Akaryakıt şirketleri,
sigorta kurumlarının ulusal markerleri sigorta etmeye yanaşmadığını
söylemektedirler. Hâl böyleyken ve ulusal markerin dağıtımı ve muhafazası
bu kadar sorunluyken, Hükûmetin, ulusal marker sisteminden ne kadar
efektif bir sonuç alacağı da müphemdir.
Bunun yanı sıra, bir
de, ulusal marker dağıtımının başladığı bugünlerde, ulusal markerin
benzine karışmayıp kristalize olduğunu iddia eden TÜPRAŞ ile
"sorun TÜPRAŞ'ın kaplarından kaynaklanıyor" diyen EPDK arasında
çıkan sorun kafaları iyice karıştırmıştır.
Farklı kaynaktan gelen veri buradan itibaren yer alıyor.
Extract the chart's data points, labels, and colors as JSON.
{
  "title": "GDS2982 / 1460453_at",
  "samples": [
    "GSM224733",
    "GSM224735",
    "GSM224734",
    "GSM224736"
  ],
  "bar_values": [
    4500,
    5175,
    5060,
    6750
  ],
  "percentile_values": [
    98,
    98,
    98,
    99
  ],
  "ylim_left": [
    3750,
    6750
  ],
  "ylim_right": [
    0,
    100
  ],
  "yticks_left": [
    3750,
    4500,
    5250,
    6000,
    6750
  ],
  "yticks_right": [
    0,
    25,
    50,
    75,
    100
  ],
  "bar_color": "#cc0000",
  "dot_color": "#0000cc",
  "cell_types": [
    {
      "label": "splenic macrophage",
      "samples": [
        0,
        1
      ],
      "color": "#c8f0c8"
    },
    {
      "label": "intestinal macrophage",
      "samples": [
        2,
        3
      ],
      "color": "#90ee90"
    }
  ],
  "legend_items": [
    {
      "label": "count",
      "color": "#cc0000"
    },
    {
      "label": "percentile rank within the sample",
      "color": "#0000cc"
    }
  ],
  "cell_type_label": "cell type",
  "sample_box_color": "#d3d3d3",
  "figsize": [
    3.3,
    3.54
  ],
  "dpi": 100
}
Bu durum, bu Hükûmet için
çok tipik bir durumdur. Sürekli olarak kafa karıştırmak, sorun çözmek
yerine sorun çıkarmak ve kafa karıştırmak bu Hükûmetin maalesef
hâlidir. Kafa karışıklığını yine kaldırabilirdik belki, ama, Petrol
Kanun Tasarısı'nın millî çıkarlarımıza büyük bir çizik atan bu hâlini
kaldırmak ve yutabilmek mümkün değildir.
Değerli arkadaşlar,
bu düşüncelerle hepinizi en derin saygılarımla tekrar selamlıyorum.
(Anavatan Partisi sıralarından alkışlar)
BAŞKAN - Teşekkür ediyorum
Sayın Özdoğan.
Sayın milletvekilleri,
çalışma süremiz tamamlandığı için, alınan karar gereğince, kanun
tasarı ve tekliflerini sırasıyla görüşmek için, 17 Ocak 2007 Çarşamba
günü saat 14.00'te toplanmak üzere birleşimi kapatıyorum.